The submission row stays in the admin queue under
`status='blocked_inline'` so admin triage can see what people tried to
upload (useful for telemetry on what to harden checks against).

---

## Disabling the pipeline

Three ways:

1. `guardrails.enabled: false` in `instance.yaml` — explicit operator
   choice. Inline checks still run; LLM step + pending hold are skipped.
2. Don't set `ANTHROPIC_API_KEY` / `LLM_API_KEY` — auto-falls back to
   disabled with a startup warning.
3. Per-submission admin override — for known-good uploads that trip a
   false positive.

There is no per-uploader bypass and no bypass for admins on their own
uploads.
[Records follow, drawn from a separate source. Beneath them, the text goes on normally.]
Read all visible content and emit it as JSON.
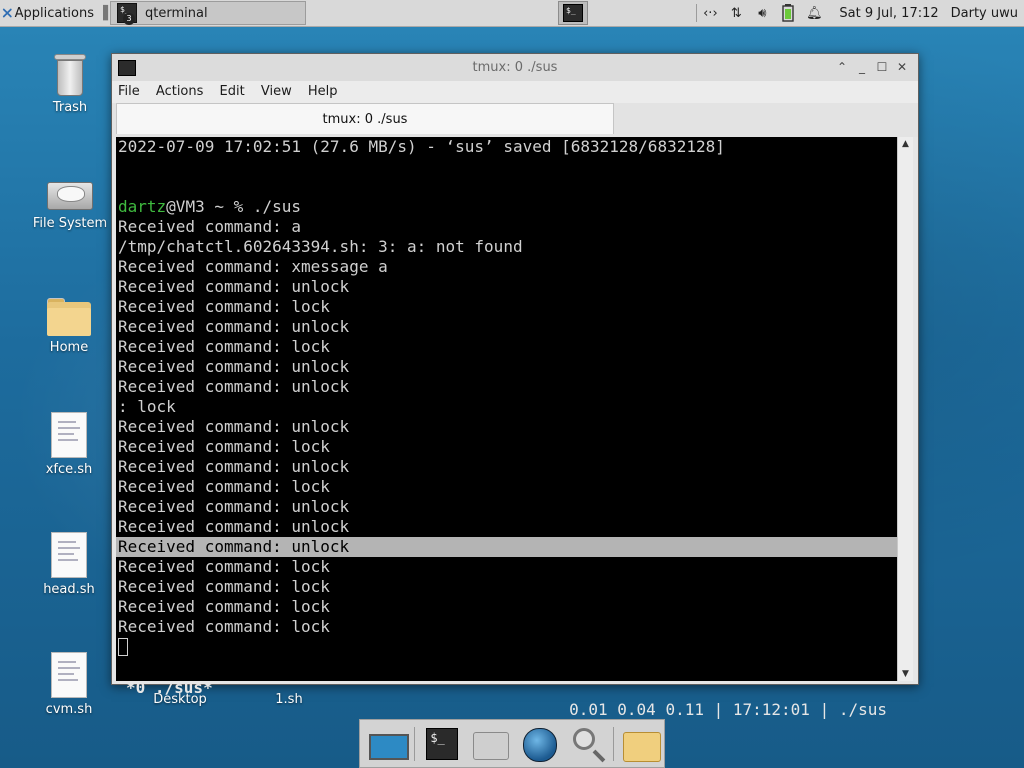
{
  "panel": {
    "applications_label": "Applications",
    "task_label": "qterminal",
    "task_badge": "3",
    "clock": "Sat  9 Jul, 17:12",
    "user": "Darty uwu"
  },
  "desktop": {
    "icons": [
      {
        "label": "Trash"
      },
      {
        "label": "File System"
      },
      {
        "label": "Home"
      },
      {
        "label": "xfce.sh"
      },
      {
        "label": "head.sh"
      },
      {
        "label": "cvm.sh"
      },
      {
        "label": "Desktop"
      },
      {
        "label": "1.sh"
      }
    ]
  },
  "window": {
    "title": "tmux: 0 ./sus",
    "menu": [
      "File",
      "Actions",
      "Edit",
      "View",
      "Help"
    ],
    "tab_label": "tmux: 0 ./sus"
  },
  "terminal": {
    "lines": [
      "2022-07-09 17:02:51 (27.6 MB/s) - ‘sus’ saved [6832128/6832128]",
      "",
      "",
      "",
      "Received command: a",
      "/tmp/chatctl.602643394.sh: 3: a: not found",
      "Received command: xmessage a",
      "Received command: unlock",
      "Received command: lock",
      "Received command: unlock",
      "Received command: lock",
      "Received command: unlock",
      "Received command: unlock",
      ": lock",
      "Received command: unlock",
      "Received command: lock",
      "Received command: unlock",
      "Received command: lock",
      "Received command: unlock",
      "Received command: unlock",
      "Received command: unlock",
      "Received command: lock",
      "Received command: lock",
      "Received command: lock",
      "Received command: lock"
    ],
    "prompt_user": "dartz",
    "prompt_rest": "@VM3 ~ % ./sus",
    "status_left": "*0 ./sus*",
    "status_right": "0.01 0.04 0.11 | 17:12:01 | ./sus"
  },
  "colors": {
    "prompt_green": "#3fba3f",
    "highlight": "#b4b4b4"
  }
}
Admins do see their own pending submissions in the flea browse
(filter shortcut), but the visibility flip still requires either review
approval or override.

---

## Extending the check set

Adding a new inline rule:

1. Add the rule to `src/store_guardrails/static_scan.py:_RULES` (or a
   new `*_check.py` for a different category).
2. Add a test fixture to
   `tests/test_store_guardrails_inline.py:TestStaticScan` covering the
   true-positive case.
3. Confirm the template-aware path doesn't strip your rule's trigger
   tokens — the `_TEMPLATE_RE` substitution happens BEFORE pattern
   matching, so a rule that fires on text that's only ever inside
   `{{...}}` will never trip.

Tightening the LLM verdict floor:

- Bump `guardrails.review_model` to `sonnet` or `opus` — same prompt,
  more reasoning budget.
- Or change the pass condition in
  `src/store_guardrails/llm_review.py:is_safe` (e.g. reject `medium`
  findings outright). Update tests in
  `tests/test_store_guardrails_llm.py` to match.